In 2011, with a lifetime of insights in business and personal growth, Tom started his own Business Advisory and Executive Coaching Firm, Eddington Advisory Services, to help leaders explore their lives and work in a more profound way through conscious leadership. His clients include highly respected executives from industry leading organizations.

He identifies as a spiritual being with the guidance of a number of remarkable teachers including Her Holiness Amma Sri Karunamayi, Tibetan Buddhist Phakyab Rinpoche, His Holiness the Dalai Lama and His Holiness Pope Francis.

“My goal is to ensure that my clients be the best people they can be, helping them become incredible human beings, more effective, conscious leaders, and wise stewards of their organizations. I help them understand the impact their organizations have on their employees, their families, communities and the larger society.”

 

Tom’s unique journey has allowed him to develop his signature coaching method, which best described in his own words:

“I don’t believe in work-life balance. There’s only life, and life can be messy.”

“I’m there to ensure that my clients are living the life they want to be living and dealing effectively with all of its amazing highs and intense lows.”

“I teach what I have learned: you cannot separate your personal life from your work life.

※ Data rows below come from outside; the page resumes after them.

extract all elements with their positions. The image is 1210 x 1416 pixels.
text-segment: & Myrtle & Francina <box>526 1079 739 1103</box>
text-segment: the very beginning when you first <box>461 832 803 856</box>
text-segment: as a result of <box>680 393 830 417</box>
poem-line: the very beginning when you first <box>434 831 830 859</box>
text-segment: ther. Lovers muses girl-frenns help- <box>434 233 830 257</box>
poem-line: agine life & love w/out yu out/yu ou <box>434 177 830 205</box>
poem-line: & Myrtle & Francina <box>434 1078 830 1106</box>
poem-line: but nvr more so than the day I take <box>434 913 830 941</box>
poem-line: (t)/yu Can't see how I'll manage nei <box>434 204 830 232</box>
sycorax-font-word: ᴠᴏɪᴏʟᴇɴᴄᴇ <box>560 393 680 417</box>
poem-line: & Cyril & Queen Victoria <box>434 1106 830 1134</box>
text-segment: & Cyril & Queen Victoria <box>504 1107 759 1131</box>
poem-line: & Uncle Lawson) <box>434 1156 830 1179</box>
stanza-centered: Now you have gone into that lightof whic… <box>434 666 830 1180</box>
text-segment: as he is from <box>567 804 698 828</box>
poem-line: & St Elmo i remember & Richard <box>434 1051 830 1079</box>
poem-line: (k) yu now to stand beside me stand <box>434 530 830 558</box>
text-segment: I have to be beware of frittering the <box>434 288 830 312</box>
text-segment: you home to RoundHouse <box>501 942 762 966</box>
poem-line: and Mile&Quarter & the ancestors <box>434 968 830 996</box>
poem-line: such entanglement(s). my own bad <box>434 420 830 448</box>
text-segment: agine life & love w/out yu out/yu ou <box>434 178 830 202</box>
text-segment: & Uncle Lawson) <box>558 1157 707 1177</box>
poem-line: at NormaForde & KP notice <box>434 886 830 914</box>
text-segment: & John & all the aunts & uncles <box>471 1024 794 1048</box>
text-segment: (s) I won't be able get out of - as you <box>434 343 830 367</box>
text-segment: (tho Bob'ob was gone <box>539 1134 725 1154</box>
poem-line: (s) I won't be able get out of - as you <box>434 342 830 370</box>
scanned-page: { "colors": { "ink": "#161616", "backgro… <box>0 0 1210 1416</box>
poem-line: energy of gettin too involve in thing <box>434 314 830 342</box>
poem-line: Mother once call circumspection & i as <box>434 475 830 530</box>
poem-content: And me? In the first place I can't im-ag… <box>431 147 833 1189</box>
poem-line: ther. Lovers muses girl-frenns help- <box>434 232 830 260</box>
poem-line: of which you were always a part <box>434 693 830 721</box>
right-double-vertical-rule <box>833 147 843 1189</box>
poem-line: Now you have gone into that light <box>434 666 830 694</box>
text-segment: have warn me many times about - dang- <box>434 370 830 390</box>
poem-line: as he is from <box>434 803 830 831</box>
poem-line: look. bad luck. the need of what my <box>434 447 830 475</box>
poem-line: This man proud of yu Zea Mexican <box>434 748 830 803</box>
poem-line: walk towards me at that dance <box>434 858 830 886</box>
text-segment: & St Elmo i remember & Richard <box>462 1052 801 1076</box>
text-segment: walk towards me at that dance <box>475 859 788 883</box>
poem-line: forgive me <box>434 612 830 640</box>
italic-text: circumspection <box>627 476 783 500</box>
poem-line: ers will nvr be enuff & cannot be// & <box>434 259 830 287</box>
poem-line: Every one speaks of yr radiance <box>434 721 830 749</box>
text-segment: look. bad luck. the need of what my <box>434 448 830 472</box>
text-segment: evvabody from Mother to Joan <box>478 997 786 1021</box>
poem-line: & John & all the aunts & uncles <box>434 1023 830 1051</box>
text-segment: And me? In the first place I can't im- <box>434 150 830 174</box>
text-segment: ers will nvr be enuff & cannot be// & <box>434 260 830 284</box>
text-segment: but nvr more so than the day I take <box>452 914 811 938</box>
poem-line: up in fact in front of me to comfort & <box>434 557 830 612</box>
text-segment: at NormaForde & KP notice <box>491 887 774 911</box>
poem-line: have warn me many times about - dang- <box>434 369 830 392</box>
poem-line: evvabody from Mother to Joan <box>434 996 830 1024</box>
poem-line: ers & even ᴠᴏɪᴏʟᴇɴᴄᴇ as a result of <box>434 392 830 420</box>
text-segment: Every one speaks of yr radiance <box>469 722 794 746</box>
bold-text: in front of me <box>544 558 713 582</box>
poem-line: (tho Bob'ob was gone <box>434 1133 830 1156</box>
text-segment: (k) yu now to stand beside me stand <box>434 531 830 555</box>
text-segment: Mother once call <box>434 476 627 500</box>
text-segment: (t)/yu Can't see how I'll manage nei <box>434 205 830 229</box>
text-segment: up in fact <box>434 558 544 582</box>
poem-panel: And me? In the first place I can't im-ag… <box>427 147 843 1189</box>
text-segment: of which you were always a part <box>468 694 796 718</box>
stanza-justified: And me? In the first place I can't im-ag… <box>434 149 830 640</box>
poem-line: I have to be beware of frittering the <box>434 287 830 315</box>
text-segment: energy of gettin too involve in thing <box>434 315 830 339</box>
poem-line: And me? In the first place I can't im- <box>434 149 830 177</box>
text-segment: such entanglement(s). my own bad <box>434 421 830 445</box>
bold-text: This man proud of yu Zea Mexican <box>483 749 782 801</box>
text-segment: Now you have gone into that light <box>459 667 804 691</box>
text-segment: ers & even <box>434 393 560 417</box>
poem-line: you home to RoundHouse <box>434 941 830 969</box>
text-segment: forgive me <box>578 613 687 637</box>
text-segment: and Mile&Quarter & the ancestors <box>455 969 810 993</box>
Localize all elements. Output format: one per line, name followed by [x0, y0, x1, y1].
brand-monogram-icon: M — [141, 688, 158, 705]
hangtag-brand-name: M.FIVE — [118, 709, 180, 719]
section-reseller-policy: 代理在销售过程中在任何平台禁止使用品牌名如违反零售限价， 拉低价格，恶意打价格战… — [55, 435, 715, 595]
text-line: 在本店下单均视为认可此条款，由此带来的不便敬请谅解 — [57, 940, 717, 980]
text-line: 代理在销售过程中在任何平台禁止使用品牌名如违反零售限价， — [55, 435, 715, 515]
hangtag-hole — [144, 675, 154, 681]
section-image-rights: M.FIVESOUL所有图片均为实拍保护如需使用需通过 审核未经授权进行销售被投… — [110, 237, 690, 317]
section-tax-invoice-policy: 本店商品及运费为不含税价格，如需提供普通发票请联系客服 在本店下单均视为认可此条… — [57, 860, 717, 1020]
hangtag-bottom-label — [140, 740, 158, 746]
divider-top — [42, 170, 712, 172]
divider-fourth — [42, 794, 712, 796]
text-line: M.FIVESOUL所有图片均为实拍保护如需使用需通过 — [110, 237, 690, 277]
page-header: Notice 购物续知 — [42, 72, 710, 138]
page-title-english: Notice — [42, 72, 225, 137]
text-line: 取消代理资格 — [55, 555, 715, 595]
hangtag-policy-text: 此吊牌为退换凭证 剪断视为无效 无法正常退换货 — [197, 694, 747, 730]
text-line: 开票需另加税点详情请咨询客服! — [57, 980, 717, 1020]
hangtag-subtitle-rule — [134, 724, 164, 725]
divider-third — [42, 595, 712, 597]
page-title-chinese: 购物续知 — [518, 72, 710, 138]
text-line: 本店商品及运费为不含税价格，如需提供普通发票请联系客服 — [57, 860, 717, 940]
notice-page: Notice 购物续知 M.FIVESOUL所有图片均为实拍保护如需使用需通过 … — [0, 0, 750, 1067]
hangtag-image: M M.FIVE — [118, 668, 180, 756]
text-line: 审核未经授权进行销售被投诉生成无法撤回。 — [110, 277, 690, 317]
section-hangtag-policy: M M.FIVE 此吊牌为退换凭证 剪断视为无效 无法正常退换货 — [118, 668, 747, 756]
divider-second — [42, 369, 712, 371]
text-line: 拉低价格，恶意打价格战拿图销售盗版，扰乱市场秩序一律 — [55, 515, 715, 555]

I support them in any way they need to be supported, whether they’re dealing with substance abuse, their own or family illness, career challenges, divorce, or the loss of loved ones.”

“I show them how to be calm in the midst of whatever troubles they are facing”

“I don’t feel that any of what I am doing is a calling, per se,” says Tom. “I believe life is a magical experience that unfolds in ways we could never imagine.”

“Life gives each of us an opportunity to help people take a journey that reveals a whole new perception of what it means to be a leader and a fully realized human being, and this is an amazing gift.”

“People ask me what it was like to lose everything when I was ill, and I tell them I have received so much more than what I had ever lost.”